A Two-Stage Fourth-Order Implicit Scheme for Stiff problems
Zhixin Huo
TL;DR
This work introduces a two-stage, fourth-order implicit scheme (Implicit TSFO) designed for stiff problems, leveraging temporal derivatives within a spatiotemporal (GRP/ADER) framework to achieve high accuracy in two stages. A stability analysis yields an A-stability condition with a specific parameter range and an optimal choice, supported by Newton-iteration-based implementation. Numerical tests on linear stiff systems, Robertson kinetics, ozone decomposition, and the Van der Pol oscillator demonstrate superior stability and reduced error compared to conventional implicit Runge-Kutta methods, confirming the method's effectiveness for multi-scale problems.
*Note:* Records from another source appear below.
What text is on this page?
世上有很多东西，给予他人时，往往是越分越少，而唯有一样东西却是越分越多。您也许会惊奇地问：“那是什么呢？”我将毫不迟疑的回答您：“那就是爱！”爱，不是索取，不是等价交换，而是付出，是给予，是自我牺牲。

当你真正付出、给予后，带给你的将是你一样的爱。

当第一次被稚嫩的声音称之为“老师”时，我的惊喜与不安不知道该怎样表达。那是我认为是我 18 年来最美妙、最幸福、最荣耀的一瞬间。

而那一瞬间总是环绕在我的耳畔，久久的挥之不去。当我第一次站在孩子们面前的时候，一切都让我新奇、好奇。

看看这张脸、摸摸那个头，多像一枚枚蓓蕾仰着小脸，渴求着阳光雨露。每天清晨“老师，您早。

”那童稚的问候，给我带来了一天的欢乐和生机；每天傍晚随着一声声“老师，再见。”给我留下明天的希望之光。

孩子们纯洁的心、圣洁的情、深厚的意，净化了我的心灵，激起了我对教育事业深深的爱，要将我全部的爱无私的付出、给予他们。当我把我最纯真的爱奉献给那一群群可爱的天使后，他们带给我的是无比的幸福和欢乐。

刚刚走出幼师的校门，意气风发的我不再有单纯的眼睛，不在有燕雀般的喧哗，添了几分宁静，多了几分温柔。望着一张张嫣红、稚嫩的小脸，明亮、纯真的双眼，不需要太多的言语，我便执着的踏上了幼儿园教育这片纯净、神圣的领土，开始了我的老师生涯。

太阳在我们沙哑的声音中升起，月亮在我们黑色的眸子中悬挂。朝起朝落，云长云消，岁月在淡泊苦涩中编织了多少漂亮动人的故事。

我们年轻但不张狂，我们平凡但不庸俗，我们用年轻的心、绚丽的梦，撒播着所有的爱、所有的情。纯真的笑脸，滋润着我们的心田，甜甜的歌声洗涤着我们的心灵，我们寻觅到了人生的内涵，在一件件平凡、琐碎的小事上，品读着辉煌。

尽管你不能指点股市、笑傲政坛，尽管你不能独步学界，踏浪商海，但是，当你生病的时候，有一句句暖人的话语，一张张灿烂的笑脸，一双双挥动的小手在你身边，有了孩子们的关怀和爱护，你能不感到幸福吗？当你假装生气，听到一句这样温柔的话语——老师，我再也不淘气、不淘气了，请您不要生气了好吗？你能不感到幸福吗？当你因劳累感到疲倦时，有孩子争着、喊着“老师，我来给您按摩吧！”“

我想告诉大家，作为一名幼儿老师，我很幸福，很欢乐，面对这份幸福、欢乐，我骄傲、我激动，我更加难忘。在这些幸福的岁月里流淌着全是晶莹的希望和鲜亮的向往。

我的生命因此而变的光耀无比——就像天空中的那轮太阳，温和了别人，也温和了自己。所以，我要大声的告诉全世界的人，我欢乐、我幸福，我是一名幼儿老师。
The approach promises practical impact for solving stiff ODEs and PDEs with strong source terms in fluid dynamics and reactive flows, especially when spatiotemporal coupling is essential.
Abstract
This paper presents a novel two-stage fourth-order implicit scheme designed to overcome the limitations of existing spatiotemporal coupling two-stage fourth-order methods, which have thus far been confined to explicit frameworks. In such frameworks, computational efficiency is severely constrained by the CFL condition when addressing stiff problems, and they fundamentally conflicts with spatiotemporal coupled methods whose core advantage lies in embedding stiff source terms. By fully leveraging temporal derivatives of physical variables within a rigorously derived compact mathematical framework, the scheme achieves fourth-order temporal accuracy in only two stages. Furthermore, a sufficient condition for A-stability is established through systematic theoretical and numerical investigation, and a Newton iterative procedure is provided to accelerate convergence. Extensive numerical experiments on classical stiff problems confirm the method's effectiveness and competitiveness.